Look, Suicide Squad isn’t some overlooked indie production that needs someone to stand up for it. It made a killer profit in its opening weekend despite its brutal critical reception and I feel like its inevitable sequel would’ve been automatically greenlit even if it didn’t, so the movie’s doing just fine. Besides, there’s plenty of things I did hate about it: the aforementioned woman-punching (at least one instance of which was played for a laugh), its relentlessly on-the-nose soundtrack (which included the distasteful likes of Eminem, my eternal pop music enemy), a continuation of Deadpool‘s inane inclusion of unicorns for easy gender-contrast humor meme points, its big bad killer witch’s stupid undulating dance moves, etc. Enough complaining has already been piled on this movie already, though, especially considering that overall it’s just okay, Grade C, trashy action movie fluff.

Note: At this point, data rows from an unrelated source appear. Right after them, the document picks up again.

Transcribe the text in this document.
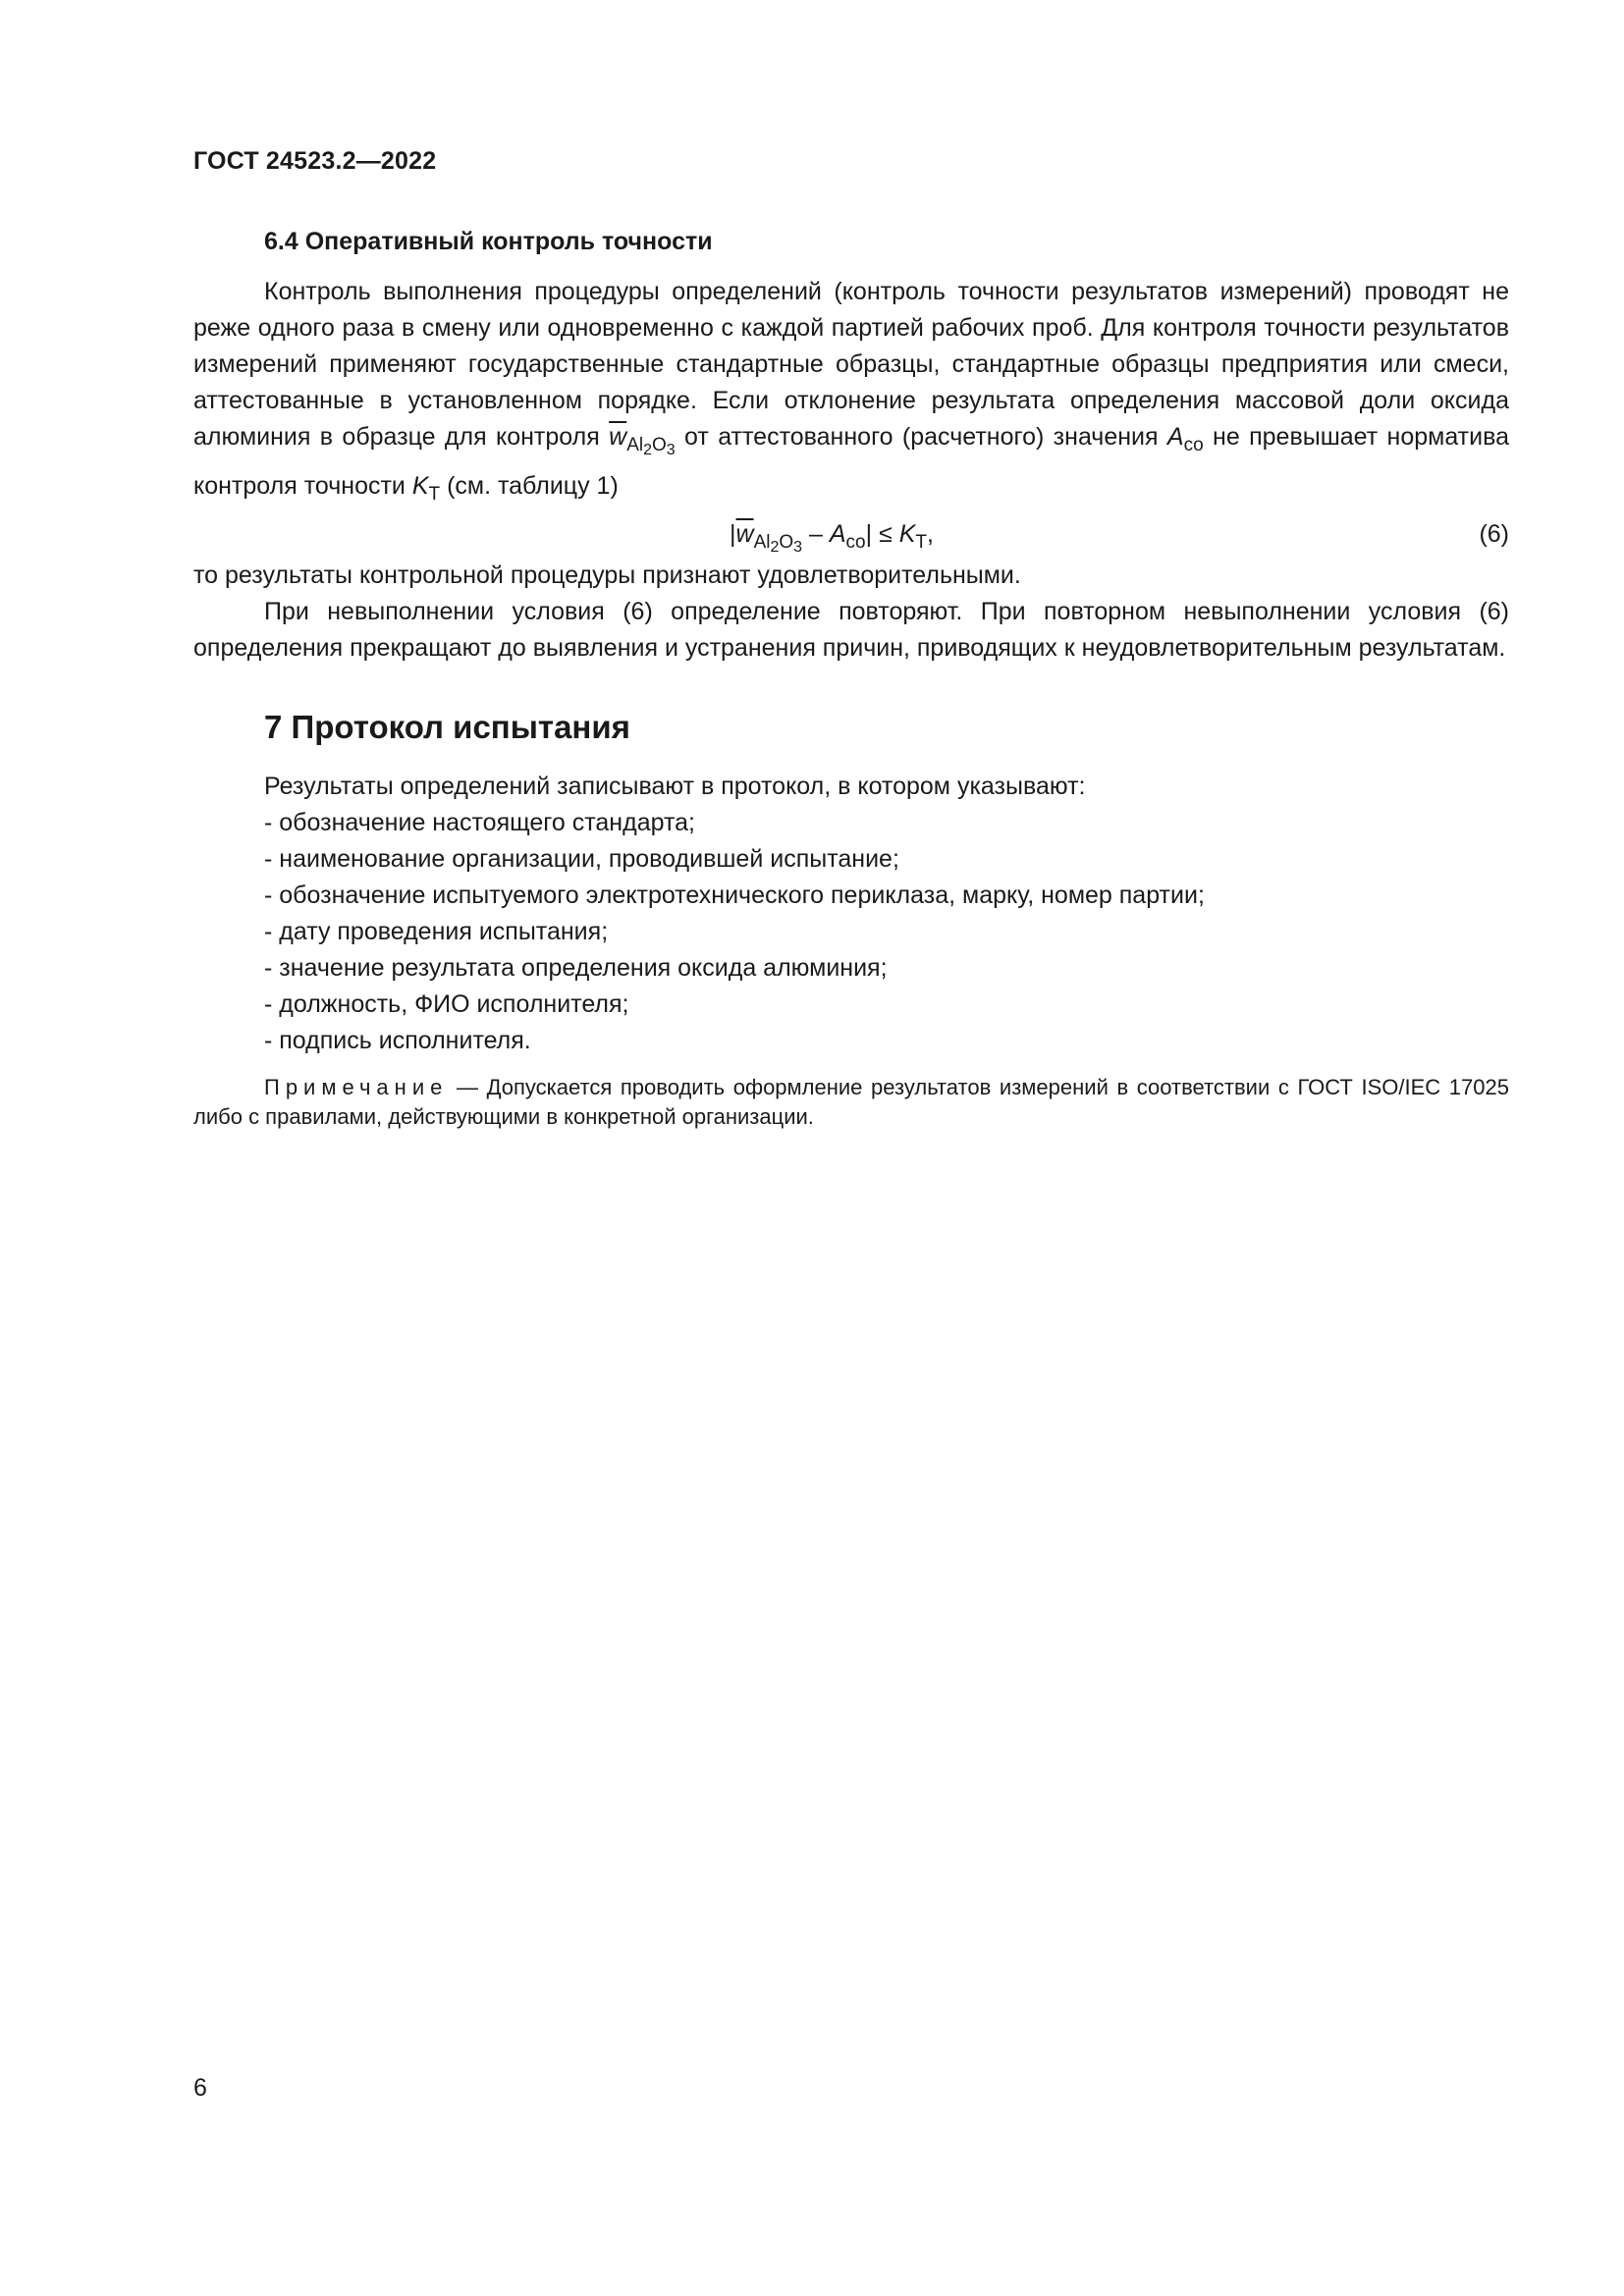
ГОСТ 24523.2—2022

6.4 Оперативный контроль точности

Контроль выполнения процедуры определений (контроль точности результатов измерений) проводят не реже одного раза в смену или одновременно с каждой партией рабочих проб. Для контроля точности результатов измерений применяют государственные стандартные образцы, стандартные образцы предприятия или смеси, аттестованные в установленном порядке. Если отклонение результата определения массовой доли оксида алюминия в образце для контроля $\overline{w}_{Al_2O_3}$ от аттестованного (расчетного) значения $A_{co}$ не превышает норматива контроля точности $K_T$ (см. таблицу 1)

$|\overline{w}_{Al_2O_3} - A_{co}| \le K_T$,	(6)

то результаты контрольной процедуры признают удовлетворительными.

При невыполнении условия (6) определение повторяют. При повторном невыполнении условия (6) определения прекращают до выявления и устранения причин, приводящих к неудовлетворительным результатам.

7 Протокол испытания

Результаты определений записывают в протокол, в котором указывают:

- обозначение настоящего стандарта;
- наименование организации, проводившей испытание;
- обозначение испытуемого электротехнического периклаза, марку, номер партии;
- дату проведения испытания;
- значение результата определения оксида алюминия;
- должность, ФИО исполнителя;
- подпись исполнителя.

Примечание — Допускается проводить оформление результатов измерений в соответствии с ГОСТ ISO/IEC 17025 либо с правилами, действующими в конкретной организации.

6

With Dawn of Justice, the DCEU tried to do a dozen MCU films’ worth of bricklaying in a single go, building an entire franchise’s foundation on the back of an overstuffed, overworked snoozefest helmed by one of Hollywood’s least interesting big name directors. Suicide Squad was tasked with the same groundwork-laying burden of setting up future storylines at breakneck speed, except in this case the director’s aesthetic was both more suitable & more entertaining for the job at hand. Ayer does what he always does here & delivers a grimy, trashy action flick with an overtly sexual fetish for firearms & ammunition, as well as human cruelty. The studio that hired him found a way to hitch its thankless superhero workload to that director-specific, hyper-masculine schlock vehicle and after cleaning up some of its rougher edges the resulting product was an easily digestible two hour movie trailer with a handful of memorable performances & a few opportunities to sell some Monster Energy drinks & HotTopic fashion line tie-ins along the way. I’ve paid to see much worse than that in the theater before and one of the most glaring examples came just a few months ago from the very same studio & franchise. If every one of the DCEU’s missteps were a little less depressive glower Snyder & a little more tactless brute Ayer the idea of following this series of bloated action fantasies would be a lot less exhausting. Then again, it just took me 2,000 words to defend a film as “not all that bad,” so maybe exhaustion is just a natural part of the territory.